The Confidence to Speak
Last week, I interviewed Leila Singh – business and corporate coach – and something very interesting came up in the conversation. Leila was talking about when she was asked to send a video in on her proposed TEDx talk. Her self-talk at the time was telling her she ‘didn’t have time.’ Now, as a coach herself, Leila knew that the excuse, ‘I don’t have time’ is often covering up some other belief.
You know that’s true, right?
If you have ever heard yourself say, ‘I don’t have time’ – you know there is something else holding you back. I mean, I know you are busy, but if someone told you tomorrow the guys from the National Lottery were coming to film you accepting your big win cheque – you would find time for that, right? Or if your absolute musical/acting/inspirational heroine or hero, was asking to have lunch with you – you would find the time. So, if TIME is not the issue, what is?
Well, often it’s one of the following:-
- Confidence – you don’t believe you can do it
- Fear of failure – (which is lack of confidence in your own ability)
- Fear of success – (which is lack of confidence in your ability/desire to change your life)
- It’s not important to you. Or not important enough to be a priority.
In the case of Leila’s TEDx talk – it certainly wasn’t the last one. It was confidence.
What Causes a Lack of Confidence?
You can track a lack of confidence down to a few common denominators. Either someone has told you that you are no good at something (and that could be yourself doing the telling). Or you have never learned the skills to do it.

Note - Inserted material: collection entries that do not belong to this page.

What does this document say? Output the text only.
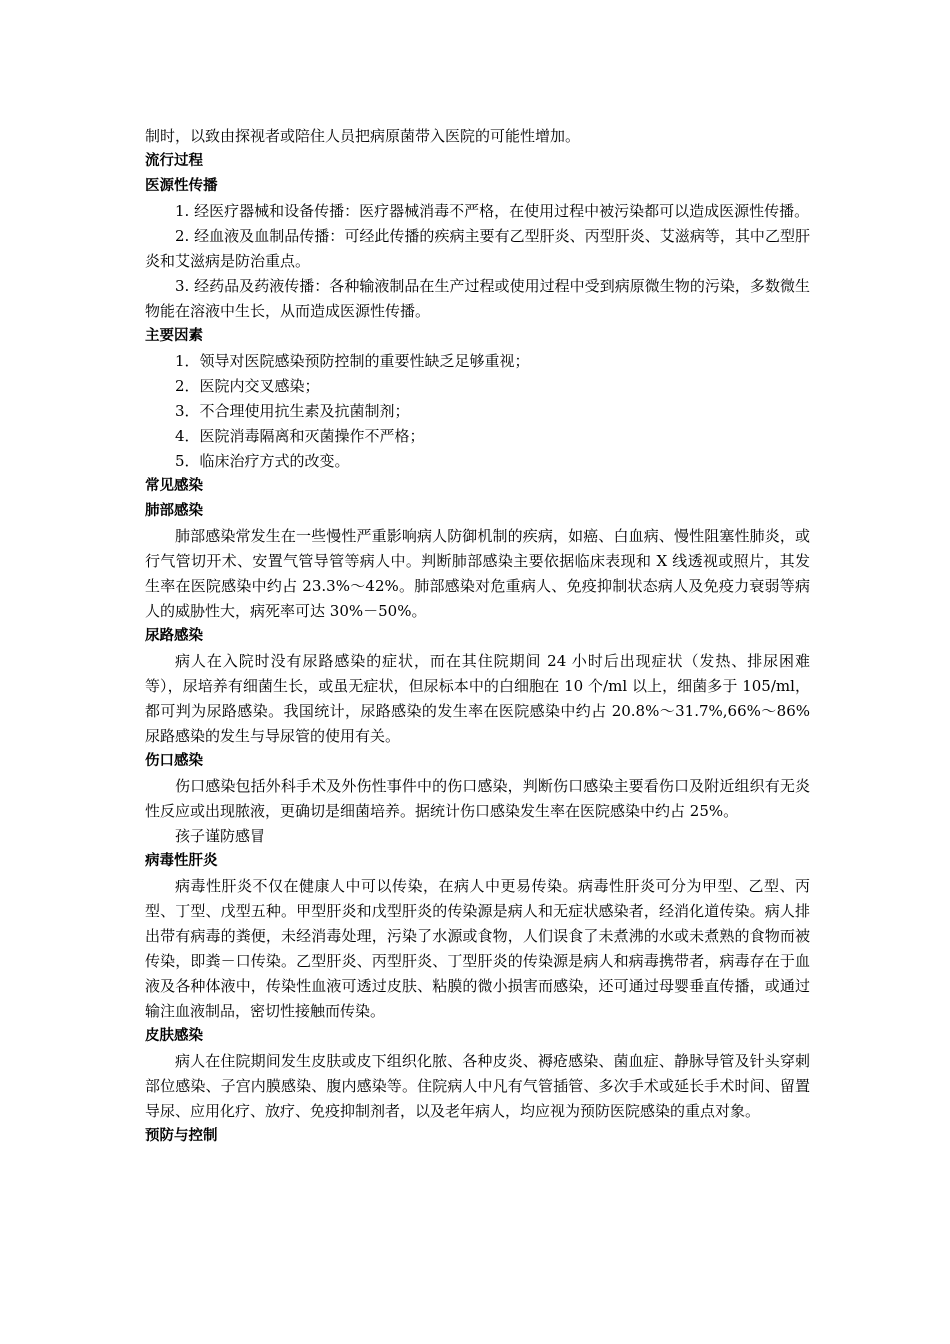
制时，以致由探视者或陪住人员把病原菌带入医院的可能性增加。

流行过程

医源性传播

1. 经医疗器械和设备传播：医疗器械消毒不严格，在使用过程中被污染都可以造成医源性传播。

2. 经血液及血制品传播：可经此传播的疾病主要有乙型肝炎、丙型肝炎、艾滋病等，其中乙型肝炎和艾滋病是防治重点。

3. 经药品及药液传播：各种输液制品在生产过程或使用过程中受到病原微生物的污染，多数微生物能在溶液中生长，从而造成医源性传播。

主要因素

1．领导对医院感染预防控制的重要性缺乏足够重视；

2．医院内交叉感染；

3．不合理使用抗生素及抗菌制剂；

4．医院消毒隔离和灭菌操作不严格；

5．临床治疗方式的改变。

常见感染

肺部感染

肺部感染常发生在一些慢性严重影响病人防御机制的疾病，如癌、白血病、慢性阻塞性肺炎，或行气管切开术、安置气管导管等病人中。判断肺部感染主要依据临床表现和 X 线透视或照片，其发生率在医院感染中约占 23.3%～42%。肺部感染对危重病人、免疫抑制状态病人及免疫力衰弱等病人的威胁性大，病死率可达 30%－50%。

尿路感染

病人在入院时没有尿路感染的症状，而在其住院期间 24 小时后出现症状（发热、排尿困难等），尿培养有细菌生长，或虽无症状，但尿标本中的白细胞在 10 个/ml 以上，细菌多于 105/ml，都可判为尿路感染。我国统计，尿路感染的发生率在医院感染中约占 20.8%～31.7%,66%～86%尿路感染的发生与导尿管的使用有关。

伤口感染

伤口感染包括外科手术及外伤性事件中的伤口感染，判断伤口感染主要看伤口及附近组织有无炎性反应或出现脓液，更确切是细菌培养。据统计伤口感染发生率在医院感染中约占 25%。

孩子谨防感冒

病毒性肝炎

病毒性肝炎不仅在健康人中可以传染，在病人中更易传染。病毒性肝炎可分为甲型、乙型、丙型、丁型、戊型五种。甲型肝炎和戊型肝炎的传染源是病人和无症状感染者，经消化道传染。病人排出带有病毒的粪便，未经消毒处理，污染了水源或食物，人们误食了未煮沸的水或未煮熟的食物而被传染，即粪－口传染。乙型肝炎、丙型肝炎、丁型肝炎的传染源是病人和病毒携带者，病毒存在于血液及各种体液中，传染性血液可透过皮肤、粘膜的微小损害而感染，还可通过母婴垂直传播，或通过输注血液制品，密切性接触而传染。

皮肤感染

病人在住院期间发生皮肤或皮下组织化脓、各种皮炎、褥疮感染、菌血症、静脉导管及针头穿刺部位感染、子宫内膜感染、腹内感染等。住院病人中凡有气管插管、多次手术或延长手术时间、留置导尿、应用化疗、放疗、免疫抑制剂者，以及老年病人，均应视为预防医院感染的重点对象。

预防与控制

If you had never learned how to drive and someone asked you to drive, you would – quite rightly – be nervous about doing it. Even if you had learned the theory, even if you had watched someone else doing it. Until you have learned and practiced those skills yourself, it is perfectly normal to have a lack of confidence.
Many times though – it isn’t a lack of skills that causes low confidence. It comes as a result of either real or imagined negative situations around speaking (or whatever else you lack confidence about).
Childhood Experiences Affect Confidence
If, as a child, you were told to, ‘speak when you are spoken to’ for example, you may have developed the belief that your opinion, your voice, is not worth hearing. If you ever got an answer wrong at school – when asked to answer a question by a teacher (and who hasn’t?) – you may have a fear of being judged for what you are saying and therefore fear speaking.
If you have ever been ridiculed for speaking up, or dried up when giving a presentation because of nerves, or lost a sale, or been in a relationship where your opinions seemed to not matter – then you may have a fear of public speaking.
Maybe you experienced something bad happening to you as a result of speaking up. Maybe you lost a job, got demoted, were branded as a ‘whistleblower’, lost a friend, client or other important relationship as a result of voicing your truth. That would certainly create a lack of confidence.
In Leila’s case, her procrastination over getting the video to me was linked to a fear of being judged. And the irony and perfection in that, is that in the end – her TEDx talk was about being visible, not invisible. Stepping up and speaking up in your career / your business. I find it is often the case that we teach what we need to learn, or what we have already been through and learned our self.
If you didn’t get to see Leila’s amazing TEDx talk already – have a look at it here – Leila
A fear of being judged is at the bottom of many things we would like to do, but don’t have the confidence to do. Many people never start their own business because of that. Many more never write the book that’s inside them. How many people put off their bucket list items I wonder, whether that is learning a new language, going salsa dancing or becoming a professional speaker, because of the fear of being judged?
Where might your fear of being judged have stopped you speaking up? Have you let others in your business take the lead in presentations or pitches because you feel they will be better at it? Have you shied away from speaking at family gatherings, religious gatherings or just from having a difficult conversation with someone?
Is it time for you to find your voice?
Leila said possibly the best thing about doing the TEDx was the feeling she had after coming off stage. She was proud of herself for doing it. She knew it would be something that would give her credibility. And she was glad she didn’t back out as she had wanted to.
I offer women (and men) the opportunity to speak at various events throughout the year. If you need help with content or presentation skills – that’s cool because that’s what I do. If you need help with confidence – one of the best ways of gaining confidence is to step outside your comfort zone. You see what happens is, your comfort zone comes with you. You just made it bigger.